As we’ve explained before, it typically isn’t difficult or complex to remove software on the Mac OS X. That’s because, unlike on older versions of Windows, Macs don’t require background components to run apps, nor do they change files that contain system settings. However, every so often, a Mac OS X user will run into a snag: either an old file that simply doesn’t seem to have had all its components removed, or the corrupt component of a file. These are the scenarios in which the regular method of removing the file by deletion just won’t cut it. So, what can you do in such situations? You can run software like Clean My Mac 2, which will usually take care of business for you, or you can try to go it alone. Here are the three types of software that you might want to do away with, on your OS X-running Mac.
Most apps appear as single icons, stored in the Applications folder on your hard drive, which means that, in order to remove them, all you have to do is drag the app’s icon over to the Trash bin. This will initiate the uninstallation process. Bear in mind that certain apps, such as the Adobe or Microsoft Office suites include several apps in a single folder; meanwhile, some other apps are stored on your desktop. Also, in order to begin uninstalling, you will need to provide the Mac with admin rights (which means you’ll probably need a password). Once you’ve done this, you can move on the following step to fully remove software on the Mac OS X
Removing system preferences and support files
This type of file can be found in two distinct locations on the hard drive of your Mac, so if you want to remove software on the Mac OS X, you will need to check out both of them. Confusingly enough, they’re both called Library – one is located on the uppermost level of your hard drive, while the other is situated in the Home Folder. Look through them, for files and folders that either bear the name of the software you’re trying to remove, or its vendor (Apple, Adobe, Microsoft, etc.). Look inside the Application Support Folder, in PreferencePanes, Preferences, etc. Hint: the files you’re looking for usually have the .plist extension and their names begin with ‘com.’.
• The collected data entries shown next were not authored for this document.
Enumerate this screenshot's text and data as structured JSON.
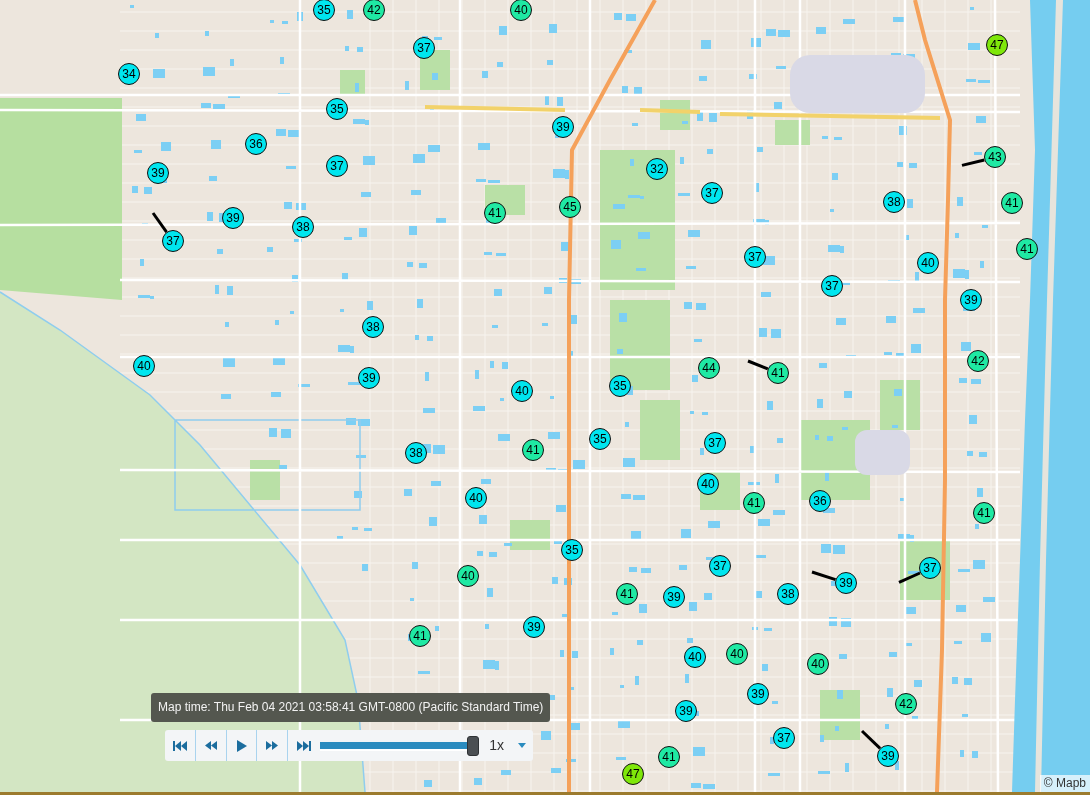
{
  "map": {
    "markers": [
      {
        "value": "35",
        "color": "#00e6ef",
        "tail": false
      },
      {
        "value": "42",
        "color": "#1fe9a3",
        "tail": false
      },
      {
        "value": "40",
        "color": "#1fe9a3",
        "tail": false
      },
      {
        "value": "37",
        "color": "#00e6ef",
        "tail": false
      },
      {
        "value": "47",
        "color": "#7fe70a",
        "tail": false
      },
      {
        "value": "34",
        "color": "#00e6ef",
        "tail": false
      },
      {
        "value": "35",
        "color": "#00e6ef",
        "tail": false
      },
      {
        "value": "39",
        "color": "#00e6ef",
        "tail": false
      },
      {
        "value": "36",
        "color": "#00e6ef",
        "tail": false
      },
      {
        "value": "43",
        "color": "#1fe9a3",
        "tail": true
      },
      {
        "value": "39",
        "color": "#00e6ef",
        "tail": false
      },
      {
        "value": "37",
        "color": "#00e6ef",
        "tail": false
      },
      {
        "value": "32",
        "color": "#00e6ef",
        "tail": false
      },
      {
        "value": "37",
        "color": "#00e6ef",
        "tail": false
      },
      {
        "value": "45",
        "color": "#1fe9a3",
        "tail": false
      },
      {
        "value": "38",
        "color": "#00e6ef",
        "tail": false
      },
      {
        "value": "41",
        "color": "#1fe9a3",
        "tail": false
      },
      {
        "value": "39",
        "color": "#00e6ef",
        "tail": false
      },
      {
        "value": "41",
        "color": "#1fe9a3",
        "tail": false
      },
      {
        "value": "38",
        "color": "#00e6ef",
        "tail": false
      },
      {
        "value": "37",
        "color": "#00e6ef",
        "tail": true
      },
      {
        "value": "41",
        "color": "#1fe9a3",
        "tail": false
      },
      {
        "value": "37",
        "color": "#00e6ef",
        "tail": false
      },
      {
        "value": "40",
        "color": "#00e6ef",
        "tail": false
      },
      {
        "value": "37",
        "color": "#00e6ef",
        "tail": false
      },
      {
        "value": "39",
        "color": "#00e6ef",
        "tail": false
      },
      {
        "value": "38",
        "color": "#00e6ef",
        "tail": false
      },
      {
        "value": "40",
        "color": "#00e6ef",
        "tail": false
      },
      {
        "value": "39",
        "color": "#00e6ef",
        "tail": false
      },
      {
        "value": "44",
        "color": "#1fe9a3",
        "tail": false
      },
      {
        "value": "41",
        "color": "#1fe9a3",
        "tail": true
      },
      {
        "value": "42",
        "color": "#1fe9a3",
        "tail": false
      },
      {
        "value": "40",
        "color": "#00e6ef",
        "tail": false
      },
      {
        "value": "35",
        "color": "#00e6ef",
        "tail": false
      },
      {
        "value": "35",
        "color": "#00e6ef",
        "tail": false
      },
      {
        "value": "37",
        "color": "#00e6ef",
        "tail": false
      },
      {
        "value": "38",
        "color": "#00e6ef",
        "tail": false
      },
      {
        "value": "41",
        "color": "#1fe9a3",
        "tail": false
      },
      {
        "value": "40",
        "color": "#00e6ef",
        "tail": false
      },
      {
        "value": "40",
        "color": "#00e6ef",
        "tail": false
      },
      {
        "value": "41",
        "color": "#1fe9a3",
        "tail": false
      },
      {
        "value": "36",
        "color": "#00e6ef",
        "tail": false
      },
      {
        "value": "41",
        "color": "#1fe9a3",
        "tail": false
      },
      {
        "value": "35",
        "color": "#00e6ef",
        "tail": false
      },
      {
        "value": "37",
        "color": "#00e6ef",
        "tail": false
      },
      {
        "value": "37",
        "color": "#00e6ef",
        "tail": true
      },
      {
        "value": "40",
        "color": "#1fe9a3",
        "tail": false
      },
      {
        "value": "39",
        "color": "#00e6ef",
        "tail": true
      },
      {
        "value": "41",
        "color": "#1fe9a3",
        "tail": false
      },
      {
        "value": "39",
        "color": "#00e6ef",
        "tail": false
      },
      {
        "value": "38",
        "color": "#00e6ef",
        "tail": false
      },
      {
        "value": "39",
        "color": "#00e6ef",
        "tail": false
      },
      {
        "value": "41",
        "color": "#1fe9a3",
        "tail": false
      },
      {
        "value": "40",
        "color": "#00e6ef",
        "tail": false
      },
      {
        "value": "40",
        "color": "#1fe9a3",
        "tail": false
      },
      {
        "value": "40",
        "color": "#1fe9a3",
        "tail": false
      },
      {
        "value": "39",
        "color": "#00e6ef",
        "tail": false
      },
      {
        "value": "42",
        "color": "#1fe9a3",
        "tail": false
      },
      {
        "value": "39",
        "color": "#00e6ef",
        "tail": false
      },
      {
        "value": "37",
        "color": "#00e6ef",
        "tail": false
      },
      {
        "value": "41",
        "color": "#1fe9a3",
        "tail": false
      },
      {
        "value": "39",
        "color": "#00e6ef",
        "tail": true
      },
      {
        "value": "47",
        "color": "#7fe70a",
        "tail": false
      }
    ],
    "attribution": "© Mapb"
  },
  "time_control": {
    "tooltip": "Map time: Thu Feb 04 2021 03:58:41 GMT-0800 (Pacific Standard Time)",
    "slider": {
      "level": 1
    },
    "speed": "1x"
  }
}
Proceed at your own risk: Kernels and hidden files
If you’ve reached this step of the process and you still don’t believe you’ve eliminated the problem, you’re probably dealing with a kernel extension or hidden file. The problem is that it’s risky to delete such files on your own, so, at this point, you have several options:
– Research the types of components your specific piece of software is using – you wouldn’t want to accidentally delete a kernel extension that you still need;
– Call some form of tech support;
– Run a dedicated app that can completely remove software on the Mac OS X.
If you still want to go ahead and move or delete hidden files or kernel extensions, you can find out more about this process here. However, it’s absolutely crucial that, before you do, you boot from a second Mac computer or external hard drive. At all points during the process, you need to be sure that you can undo any harmful changes. You will find kernel extensions in System/Library/Extensions and they bear the .kext extension. Most apps that use such extensions (and are likely to cause conflicts) are anti-virus programs, device syncing software, printers, etc..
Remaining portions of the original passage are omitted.